まず何よりも大切なのは、血糖値を適切な範囲に保つことです。栄養バランスの良い食事を心がけ、適度な運動を続けることが基本です。また、医師の指示通りに薬を服用することも重要です。高血糖の状態が続くと、血管が傷つき、様々な合併症を引き起こす可能性があります。高浸透圧非ケトン性昏睡もその一つです。

加えて、感染症にも注意が必要です。感染症にかかると、体内の水分や電解質のバランスが崩れ、高浸透圧非ケトン性昏睡を誘発する可能性があります。少しでも感染症の兆候を感じたら、すぐに医療機関を受診し、適切な治療を受けることが大切です。

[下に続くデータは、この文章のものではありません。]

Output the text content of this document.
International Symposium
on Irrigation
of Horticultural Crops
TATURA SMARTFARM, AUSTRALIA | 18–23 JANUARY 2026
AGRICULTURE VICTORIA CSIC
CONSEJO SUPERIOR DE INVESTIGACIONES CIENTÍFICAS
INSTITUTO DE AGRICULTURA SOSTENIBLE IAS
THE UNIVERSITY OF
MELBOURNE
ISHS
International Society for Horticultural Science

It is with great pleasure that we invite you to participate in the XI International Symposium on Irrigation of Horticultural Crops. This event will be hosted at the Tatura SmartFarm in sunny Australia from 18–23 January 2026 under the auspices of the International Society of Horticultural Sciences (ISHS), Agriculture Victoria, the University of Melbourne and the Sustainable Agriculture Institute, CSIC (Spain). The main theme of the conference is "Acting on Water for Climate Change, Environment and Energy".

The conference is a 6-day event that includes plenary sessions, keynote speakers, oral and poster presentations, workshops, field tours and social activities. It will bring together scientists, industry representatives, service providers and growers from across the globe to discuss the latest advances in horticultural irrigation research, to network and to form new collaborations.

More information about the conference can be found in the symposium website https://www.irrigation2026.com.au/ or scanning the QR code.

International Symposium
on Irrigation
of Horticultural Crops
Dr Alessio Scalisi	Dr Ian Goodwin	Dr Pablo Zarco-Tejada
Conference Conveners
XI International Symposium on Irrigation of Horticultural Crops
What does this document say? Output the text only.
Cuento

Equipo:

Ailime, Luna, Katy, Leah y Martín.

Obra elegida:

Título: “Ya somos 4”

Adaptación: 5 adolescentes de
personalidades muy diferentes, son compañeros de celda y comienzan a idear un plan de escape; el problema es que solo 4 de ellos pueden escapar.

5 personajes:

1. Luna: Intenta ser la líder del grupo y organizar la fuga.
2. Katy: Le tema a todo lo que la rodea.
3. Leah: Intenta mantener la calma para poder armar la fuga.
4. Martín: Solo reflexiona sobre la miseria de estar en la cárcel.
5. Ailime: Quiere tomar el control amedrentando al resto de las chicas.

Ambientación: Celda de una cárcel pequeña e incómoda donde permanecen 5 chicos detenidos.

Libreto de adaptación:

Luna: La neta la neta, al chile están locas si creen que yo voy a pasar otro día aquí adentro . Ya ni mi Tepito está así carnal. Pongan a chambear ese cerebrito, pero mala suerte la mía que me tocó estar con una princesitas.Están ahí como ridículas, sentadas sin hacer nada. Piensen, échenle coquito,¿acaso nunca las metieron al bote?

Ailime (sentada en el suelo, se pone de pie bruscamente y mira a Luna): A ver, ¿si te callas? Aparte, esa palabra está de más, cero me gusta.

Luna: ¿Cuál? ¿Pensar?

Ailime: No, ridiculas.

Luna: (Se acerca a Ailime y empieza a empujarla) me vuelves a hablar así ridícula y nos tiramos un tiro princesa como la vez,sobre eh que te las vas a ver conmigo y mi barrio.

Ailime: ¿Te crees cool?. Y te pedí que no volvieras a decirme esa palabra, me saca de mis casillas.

また、こまめな水分補給も重要です。特に夏場や運動後は、多くの汗をかき、体内の水分が失われがちです。意識的に水分を摂るように心がけ、脱水を防ぎましょう。のどが渇いたと感じる前に、水分を補給することが大切です。

高齢の方は、自覚症状が現れにくい場合があるので、特に注意が必要です。定期的に健康診断を受け、医師の診察を受けることが大切です。また、家族や周囲の人も、高齢者の様子に気を配り、異変に気づいたらすぐに医療機関に連絡するなど、早期発見に協力することが重要です。物忘れがひどくなった、反応が鈍くなった、いつもと様子が違うと感じたら、すぐに相談しましょう。早期発見と適切な治療により、重症化を防ぐことができます。